It's possible, but not just with backup and restore. You've got three separate problems to solve:
Problem 1: How do you delete all but one day at the office?
You can do this with delete statements that touch every table in the system, but if you've got complicated relationships or lots of tables, this can be painful. You have to make sure you only delete tables with changing data, like sales, and not tables that need to be kept, like config tables and customer lists.
If you've got large quantities of data, this can also be painful for the long-running deletes. Table partitioning can be a good fit for scenarios like this when you've got, say, >100GB of data involved.
Problem 2: How do you get the data from office to home?
You could solve this with backup/restore, but given that this is a solution you want to implement permanently, something like replication might make more sense. Transactional replication lets you stream the logged transactions to the second machine, and then your data can look different between the primary machine and the secondary machine. For example, the home machine might have different indexes depending on how much data you're trying to store.
Problem 3: How do you keep adding the historical data at home?
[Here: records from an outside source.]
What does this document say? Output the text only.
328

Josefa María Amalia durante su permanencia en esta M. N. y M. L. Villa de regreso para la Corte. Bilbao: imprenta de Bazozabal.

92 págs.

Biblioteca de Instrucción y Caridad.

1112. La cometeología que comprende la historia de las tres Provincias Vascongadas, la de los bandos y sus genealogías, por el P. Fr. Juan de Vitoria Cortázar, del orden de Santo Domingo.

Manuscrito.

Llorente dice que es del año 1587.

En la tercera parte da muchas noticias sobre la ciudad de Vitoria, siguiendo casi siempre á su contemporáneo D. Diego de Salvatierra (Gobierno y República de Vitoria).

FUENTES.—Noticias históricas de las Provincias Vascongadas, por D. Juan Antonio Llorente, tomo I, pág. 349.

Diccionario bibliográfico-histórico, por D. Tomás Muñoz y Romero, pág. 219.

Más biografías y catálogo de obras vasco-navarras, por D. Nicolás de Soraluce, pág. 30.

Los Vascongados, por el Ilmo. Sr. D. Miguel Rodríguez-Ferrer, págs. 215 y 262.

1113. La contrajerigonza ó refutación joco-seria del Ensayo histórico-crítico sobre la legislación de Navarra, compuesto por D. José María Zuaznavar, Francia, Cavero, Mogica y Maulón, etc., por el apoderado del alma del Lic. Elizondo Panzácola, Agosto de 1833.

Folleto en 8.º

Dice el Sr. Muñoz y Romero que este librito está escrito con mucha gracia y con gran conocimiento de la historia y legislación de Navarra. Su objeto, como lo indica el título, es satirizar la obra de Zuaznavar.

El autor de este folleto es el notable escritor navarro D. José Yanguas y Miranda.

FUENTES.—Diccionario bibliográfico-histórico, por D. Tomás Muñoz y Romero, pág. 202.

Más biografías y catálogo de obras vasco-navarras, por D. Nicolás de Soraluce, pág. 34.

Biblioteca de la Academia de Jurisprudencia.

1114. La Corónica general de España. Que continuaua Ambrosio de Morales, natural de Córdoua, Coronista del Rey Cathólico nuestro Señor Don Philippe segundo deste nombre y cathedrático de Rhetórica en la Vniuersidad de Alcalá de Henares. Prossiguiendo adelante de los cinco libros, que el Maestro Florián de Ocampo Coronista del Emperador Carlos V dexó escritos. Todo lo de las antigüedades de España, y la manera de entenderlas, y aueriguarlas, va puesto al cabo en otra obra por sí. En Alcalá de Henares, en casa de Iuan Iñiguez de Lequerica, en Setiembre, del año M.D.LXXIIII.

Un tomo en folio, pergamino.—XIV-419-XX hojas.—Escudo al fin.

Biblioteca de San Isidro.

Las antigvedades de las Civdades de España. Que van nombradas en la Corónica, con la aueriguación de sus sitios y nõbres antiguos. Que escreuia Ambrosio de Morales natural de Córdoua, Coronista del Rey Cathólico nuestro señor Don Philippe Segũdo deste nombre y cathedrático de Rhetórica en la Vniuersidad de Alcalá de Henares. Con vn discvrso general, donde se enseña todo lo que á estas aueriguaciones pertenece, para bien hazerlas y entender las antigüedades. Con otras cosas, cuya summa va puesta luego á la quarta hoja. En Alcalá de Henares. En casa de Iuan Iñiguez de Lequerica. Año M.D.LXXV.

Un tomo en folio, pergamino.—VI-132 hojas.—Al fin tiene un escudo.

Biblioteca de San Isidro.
If you use the backup/restore approach, you'll be restoring a new database every day. The historical database should be under a different name, and then write scripts to insert the data from the restored database into the backup database. Again, more tables = more problems here.
If you use the transactional replication approach, this will be much easier.
All three problems are pretty large, so consider breaking this work up into more digestible steps. Short story, though, this isn't a built-in feature.